As I thought about this pattern at VCU, I could see immediately the way it is threatening and de-stabilizing, particularly because of the public role these coaches play. But then I wondered “What would happen if we just became okay with it?” What if we chose to see it as a sign, not of our inferiority, but a sign of Richmond’s resilience and strength? Richmond, you see, is a greenhouse for great coaches. Jeff Capel. Anthony Grant. Shaka Smart. Will Wade. It’s an impressive sample and one that doesn’t simply reflect on the coaches themselves, but on the school and its athletic department, and on the city that helps these coaches thrive. Sure, we can and should recognize the unquestionable boon these coaches have been to VCU and to Richmond as a whole. But we also should recognize how Richmond has become a city that makes great coaches.
All of this reflection led me to similar feelings related to the church. Particularly at this time of year when many within our community—located as it is in the city center and adjacent to various educational institutions, graduate or otherwise—transition to new places, it can feel destabilizing. It can be very hard for us to say goodbye if we count by what we’re losing. What if, as we do with basketball coaches, we started counting by what we were giving, not just be what we were losing? What if we began to see our role as a church community partly as creating soil in which people can grow, mature, and be prepared to leave?
This month at City Church we are focusing our attention on what it means to be an abounding church. We desire to be a generous church with our financial resources, of course, but also with our human resources. The way we send people out to new positions, more prestigious places, more impressive basketball programs, shows our commitment to God’s bigger purposes. The Apostle Paul promoted this attitude in his own farewell to the Ephesian Church in Acts 20, where he quoted the words of Jesus himself saying: “It is more blessed to give than to receive.”

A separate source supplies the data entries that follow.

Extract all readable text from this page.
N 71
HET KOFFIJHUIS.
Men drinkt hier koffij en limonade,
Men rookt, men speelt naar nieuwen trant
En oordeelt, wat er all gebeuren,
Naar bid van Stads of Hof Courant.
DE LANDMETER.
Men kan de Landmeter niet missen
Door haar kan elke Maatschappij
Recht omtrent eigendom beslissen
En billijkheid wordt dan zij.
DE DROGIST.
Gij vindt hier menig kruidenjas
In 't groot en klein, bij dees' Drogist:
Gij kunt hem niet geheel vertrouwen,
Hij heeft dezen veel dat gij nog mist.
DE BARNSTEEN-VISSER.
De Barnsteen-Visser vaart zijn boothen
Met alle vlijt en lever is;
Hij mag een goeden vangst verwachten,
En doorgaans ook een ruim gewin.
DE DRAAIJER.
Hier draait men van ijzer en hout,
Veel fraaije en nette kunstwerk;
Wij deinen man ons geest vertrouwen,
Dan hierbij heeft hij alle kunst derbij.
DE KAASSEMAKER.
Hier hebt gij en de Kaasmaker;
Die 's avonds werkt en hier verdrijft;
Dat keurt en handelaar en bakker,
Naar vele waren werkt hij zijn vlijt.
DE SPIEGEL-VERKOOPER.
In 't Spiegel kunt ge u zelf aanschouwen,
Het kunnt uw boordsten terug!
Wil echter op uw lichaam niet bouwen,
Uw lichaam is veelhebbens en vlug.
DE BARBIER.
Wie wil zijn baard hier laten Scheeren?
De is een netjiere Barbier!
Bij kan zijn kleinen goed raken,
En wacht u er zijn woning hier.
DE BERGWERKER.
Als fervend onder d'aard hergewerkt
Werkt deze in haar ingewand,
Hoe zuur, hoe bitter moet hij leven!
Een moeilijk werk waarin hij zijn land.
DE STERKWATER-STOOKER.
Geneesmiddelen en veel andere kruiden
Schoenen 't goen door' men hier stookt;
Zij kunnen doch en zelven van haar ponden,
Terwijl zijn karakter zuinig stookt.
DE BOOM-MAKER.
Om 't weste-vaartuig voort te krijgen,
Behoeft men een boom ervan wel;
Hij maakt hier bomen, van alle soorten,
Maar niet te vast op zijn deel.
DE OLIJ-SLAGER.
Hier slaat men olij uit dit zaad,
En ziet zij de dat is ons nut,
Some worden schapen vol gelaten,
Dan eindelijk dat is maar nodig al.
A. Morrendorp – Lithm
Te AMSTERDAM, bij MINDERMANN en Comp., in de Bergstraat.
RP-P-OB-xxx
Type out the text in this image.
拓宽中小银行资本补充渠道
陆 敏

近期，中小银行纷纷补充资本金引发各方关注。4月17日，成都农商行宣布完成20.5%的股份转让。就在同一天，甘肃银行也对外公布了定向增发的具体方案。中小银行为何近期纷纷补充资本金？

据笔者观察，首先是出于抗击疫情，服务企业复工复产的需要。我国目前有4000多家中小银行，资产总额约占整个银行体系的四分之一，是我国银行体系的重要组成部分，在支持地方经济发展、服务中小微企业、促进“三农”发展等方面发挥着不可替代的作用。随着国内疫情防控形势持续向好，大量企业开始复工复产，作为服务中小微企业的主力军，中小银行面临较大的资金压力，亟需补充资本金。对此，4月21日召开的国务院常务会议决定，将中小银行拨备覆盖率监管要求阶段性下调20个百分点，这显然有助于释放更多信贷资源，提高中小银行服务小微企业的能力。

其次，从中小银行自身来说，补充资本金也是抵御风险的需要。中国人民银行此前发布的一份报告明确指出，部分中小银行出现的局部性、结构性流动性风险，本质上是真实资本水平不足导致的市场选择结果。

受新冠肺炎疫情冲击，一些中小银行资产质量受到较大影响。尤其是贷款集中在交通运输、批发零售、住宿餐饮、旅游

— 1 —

And in the next few months at City Church we will also be welcoming new staff to City Church and to Richmond. Here, on the flip side, we have an opportunity to seed their success through our supportive culture from day one. We can be a greenhouse for great pastors, just as Richmond and VCU has been a greenhouse for great coaches. Surely, we hope that they will be in Richmond for a long time (even forever), but we remain open to whatever and wherever God may call them in the future.